Bill Cox waywardgeek at gmail.com
Wed Jul 8 14:51:17 EDT 2015


On Wed, Jul 8, 2015 at 10:11 AM, John Tromp <john.tromp at gmail.com> wrote:

> The whitepaper at
> https://github.com/tromp/cuckoo/blob/master/cuckoo.pdf?raw=true
> devotes a Section to Time-Memory Trade-Offs (TMTOs) that further
> details the memory hardness claims.
>
> Which you seem to conveniently ignore in your own notion of
> memory-hardness :-(
>

You wrote in the paper:

"David Andersen also suggested an alternative method of trimming that
avoids storing a bit per edge. Expanding on that idea led to the algorithm
implemented in tomato miner.h, which, unlike the main algorithm, can
trade-off memory directly for runtime. On the downside, to even achieve
memory parity with the main algorithm, it already incurs a big slowdown. To
the extent that this slowdown is unavoidable, it can be called the memory
hardness of the proof-of-work."

This is an incorrect notion of memory-hardness.  Specifically, the goal is
to defeat attackers who have a huge number of cheap parallel cores, whether
they are using a GPU, FPGA, or ASIC attack.  Scrypt's notiion of
memory-hardness where multiple computing cores provides no more than a
constant advantage in memory-use * runtime is the proper definition.

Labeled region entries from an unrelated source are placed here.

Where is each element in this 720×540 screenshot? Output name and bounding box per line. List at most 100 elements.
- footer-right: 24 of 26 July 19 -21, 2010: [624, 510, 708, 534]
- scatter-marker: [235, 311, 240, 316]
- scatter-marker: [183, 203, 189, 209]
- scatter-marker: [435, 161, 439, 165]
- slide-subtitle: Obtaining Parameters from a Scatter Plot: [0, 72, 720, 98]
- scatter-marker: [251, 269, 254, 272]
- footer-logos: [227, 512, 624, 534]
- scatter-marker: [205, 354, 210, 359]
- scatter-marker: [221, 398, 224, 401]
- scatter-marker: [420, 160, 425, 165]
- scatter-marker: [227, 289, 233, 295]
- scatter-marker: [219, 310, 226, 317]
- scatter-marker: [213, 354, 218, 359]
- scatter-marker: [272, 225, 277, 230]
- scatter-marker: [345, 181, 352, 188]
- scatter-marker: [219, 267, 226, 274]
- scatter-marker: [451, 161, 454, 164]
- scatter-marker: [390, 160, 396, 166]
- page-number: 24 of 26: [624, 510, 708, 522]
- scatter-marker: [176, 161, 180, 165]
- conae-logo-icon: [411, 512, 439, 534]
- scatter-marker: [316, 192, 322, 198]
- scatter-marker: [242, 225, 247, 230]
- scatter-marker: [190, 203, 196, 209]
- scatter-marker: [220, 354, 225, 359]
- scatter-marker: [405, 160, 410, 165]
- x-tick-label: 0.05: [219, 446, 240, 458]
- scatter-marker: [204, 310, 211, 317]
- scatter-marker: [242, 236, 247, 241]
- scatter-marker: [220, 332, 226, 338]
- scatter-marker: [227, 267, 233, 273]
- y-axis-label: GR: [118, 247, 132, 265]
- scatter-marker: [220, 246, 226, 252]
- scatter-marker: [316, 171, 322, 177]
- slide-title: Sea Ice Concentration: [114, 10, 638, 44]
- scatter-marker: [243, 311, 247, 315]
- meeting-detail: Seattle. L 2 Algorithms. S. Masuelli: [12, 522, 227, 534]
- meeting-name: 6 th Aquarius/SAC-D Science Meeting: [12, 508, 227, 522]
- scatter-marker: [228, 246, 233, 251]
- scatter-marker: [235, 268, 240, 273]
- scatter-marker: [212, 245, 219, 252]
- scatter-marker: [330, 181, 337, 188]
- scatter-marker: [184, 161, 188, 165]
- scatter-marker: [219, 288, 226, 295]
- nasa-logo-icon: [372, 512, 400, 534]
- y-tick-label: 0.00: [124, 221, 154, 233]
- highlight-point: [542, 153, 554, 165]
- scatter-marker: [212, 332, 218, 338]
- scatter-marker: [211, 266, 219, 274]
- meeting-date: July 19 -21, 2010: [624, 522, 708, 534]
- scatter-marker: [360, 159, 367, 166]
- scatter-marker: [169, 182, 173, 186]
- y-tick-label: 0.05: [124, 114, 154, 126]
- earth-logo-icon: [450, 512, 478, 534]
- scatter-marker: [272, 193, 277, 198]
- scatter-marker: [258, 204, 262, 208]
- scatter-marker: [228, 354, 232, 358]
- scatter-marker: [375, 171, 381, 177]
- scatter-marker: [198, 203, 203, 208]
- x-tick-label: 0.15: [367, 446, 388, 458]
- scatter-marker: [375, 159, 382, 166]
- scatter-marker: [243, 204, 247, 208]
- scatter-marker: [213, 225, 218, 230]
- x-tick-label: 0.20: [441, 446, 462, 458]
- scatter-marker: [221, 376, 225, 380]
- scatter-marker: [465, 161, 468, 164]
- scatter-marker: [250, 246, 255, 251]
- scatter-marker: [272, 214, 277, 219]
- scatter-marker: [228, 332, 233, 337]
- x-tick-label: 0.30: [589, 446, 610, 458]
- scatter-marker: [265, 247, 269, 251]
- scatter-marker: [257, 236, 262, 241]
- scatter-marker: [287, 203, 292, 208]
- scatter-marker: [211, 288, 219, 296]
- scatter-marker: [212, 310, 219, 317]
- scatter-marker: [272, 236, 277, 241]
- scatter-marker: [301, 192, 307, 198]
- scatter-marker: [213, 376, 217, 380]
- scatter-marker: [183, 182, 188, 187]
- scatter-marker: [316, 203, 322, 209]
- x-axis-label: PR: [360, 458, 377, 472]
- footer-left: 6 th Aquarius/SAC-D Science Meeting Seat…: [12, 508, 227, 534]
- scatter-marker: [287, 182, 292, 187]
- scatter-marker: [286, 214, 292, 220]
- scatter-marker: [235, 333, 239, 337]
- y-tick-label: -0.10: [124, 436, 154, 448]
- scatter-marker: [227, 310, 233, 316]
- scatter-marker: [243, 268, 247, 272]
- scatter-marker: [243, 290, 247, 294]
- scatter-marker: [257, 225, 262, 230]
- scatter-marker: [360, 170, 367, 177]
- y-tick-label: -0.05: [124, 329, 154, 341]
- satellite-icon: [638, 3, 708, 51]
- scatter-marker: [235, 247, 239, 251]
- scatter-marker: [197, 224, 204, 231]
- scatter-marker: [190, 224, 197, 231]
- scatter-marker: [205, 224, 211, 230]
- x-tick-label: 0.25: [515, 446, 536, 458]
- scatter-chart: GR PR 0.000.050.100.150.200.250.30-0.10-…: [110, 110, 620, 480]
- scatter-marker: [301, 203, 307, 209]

Momentum certainly runs faster when using N memory locations when trying to
find a collision over N nounces.  That makes it memory intensive, but not
sequential memory-hard.  Parallel sorting algorithms will be devastatingly
more efficient at mining any crypto-currency based on Momentum.

If I just implement an actual Cuckoo hash table using a parallel sorting
machine, and do the on-average constant time insertions mostly in parallel,
wont I detect all the Cuckoo cycles?  How much faster is your
implementation than this basic algorithm?